MeteoroiDが4周年を迎える日、そしてMeteoroiDが最後の瞬間を迎える日。
『さあREX、派手にやろうぜ!!』
幻鬼の叫び声と共に、懐かしさすら感じる「GEMINI」で最後のライヴは幕を開けた。


初期から人気を誇るナンバー「BALLERINA」では、デジタル音のイントロが流れるやいなや歓声が上がり、すぐさまフロアーはヘドバンの渦へ。
サビでは床が抜けるかと言わんばかりに飛び跳ねる。
何もMCの言葉が出てこない、と言いつつも『俺らの音とお前らの笑顔で俺を満足させてください』と彼らしい言葉でフロアーを煽る幻鬼。

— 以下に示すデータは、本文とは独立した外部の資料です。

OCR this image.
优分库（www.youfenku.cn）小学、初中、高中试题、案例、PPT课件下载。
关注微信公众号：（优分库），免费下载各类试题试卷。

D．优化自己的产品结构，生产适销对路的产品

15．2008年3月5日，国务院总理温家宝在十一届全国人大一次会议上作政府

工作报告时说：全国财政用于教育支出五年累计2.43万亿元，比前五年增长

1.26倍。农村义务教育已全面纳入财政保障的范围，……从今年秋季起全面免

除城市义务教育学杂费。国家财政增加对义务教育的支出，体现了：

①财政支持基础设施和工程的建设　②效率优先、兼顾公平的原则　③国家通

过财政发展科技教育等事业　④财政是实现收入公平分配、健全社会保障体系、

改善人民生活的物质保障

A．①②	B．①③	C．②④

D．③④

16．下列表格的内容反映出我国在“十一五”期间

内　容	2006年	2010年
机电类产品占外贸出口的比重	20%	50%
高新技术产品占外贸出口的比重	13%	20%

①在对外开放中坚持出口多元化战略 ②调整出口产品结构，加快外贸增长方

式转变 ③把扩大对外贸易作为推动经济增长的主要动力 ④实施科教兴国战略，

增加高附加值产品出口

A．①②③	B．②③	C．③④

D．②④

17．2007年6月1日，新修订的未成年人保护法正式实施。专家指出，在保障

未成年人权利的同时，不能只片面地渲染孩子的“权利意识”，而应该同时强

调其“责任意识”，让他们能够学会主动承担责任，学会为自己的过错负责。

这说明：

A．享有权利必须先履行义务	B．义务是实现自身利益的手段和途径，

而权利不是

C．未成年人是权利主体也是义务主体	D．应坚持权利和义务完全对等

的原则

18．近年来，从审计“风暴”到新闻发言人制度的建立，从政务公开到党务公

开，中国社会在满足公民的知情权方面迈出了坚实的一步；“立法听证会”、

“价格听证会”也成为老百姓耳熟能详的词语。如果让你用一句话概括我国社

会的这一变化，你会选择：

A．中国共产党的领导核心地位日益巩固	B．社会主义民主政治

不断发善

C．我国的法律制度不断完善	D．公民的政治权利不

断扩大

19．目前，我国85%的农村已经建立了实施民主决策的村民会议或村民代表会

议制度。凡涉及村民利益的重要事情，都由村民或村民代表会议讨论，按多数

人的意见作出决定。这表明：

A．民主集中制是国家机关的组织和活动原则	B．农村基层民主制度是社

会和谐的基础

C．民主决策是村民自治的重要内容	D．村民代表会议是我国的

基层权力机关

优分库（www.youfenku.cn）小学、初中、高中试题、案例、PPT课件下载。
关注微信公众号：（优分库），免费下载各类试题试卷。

「chocolate」では真っ赤な照明が照らされ、禍々しい雰囲気に色を変えたフロアーがヘドバンでいっぱいに。
raLの勢いに満ちたベースソロ、帝のメタルライクなゴリゴリのフレーズと怪しげな旋律も味わえる一曲だ。
『迷子の迷子の子猫です。本当の私は…』の呟きから始まる「慟哭の間」では、何かの宗教の光景でも見ているかのようにフロアーが次々と座り込み、無数の手が上がる。
全員が座った状態で頭を振り乱す姿は圧巻の一言。

立て続けに繰り出される「鳥籠ノ沙羅双樹ハ死華ノ花」は怪しげなロッカバラードだが、バラードというには荒々しすぎる、拳とファンの声が音を彩る楽曲。
最後のサビを迎える直前の『夢を見た』のフレーズ。そこから始まる、正に夢を見ているようなふわふわ漂う感覚に襲われたフロアーは、さっきまで拳を上げ声を荒げていたとは思えないほどに静かに、微動だにせずにステージを見つめる。
音と空間が見る者の胸に染み込んでいくような瞬間だった。

時計の針の音が静寂を切り裂く「脈時計」では歌詞に合わせて指先を使ったフリが前から後ろまで広がり、「タランチュラ」ではまるで何かに取り憑かれたようにヘドバンを繰り返すフロアー。
始まりからギターソロ、曲の終わりに至るまで、あらゆる場所でヘドバンを繰り広げる姿は、まさに彼らの毒に侵されたよう。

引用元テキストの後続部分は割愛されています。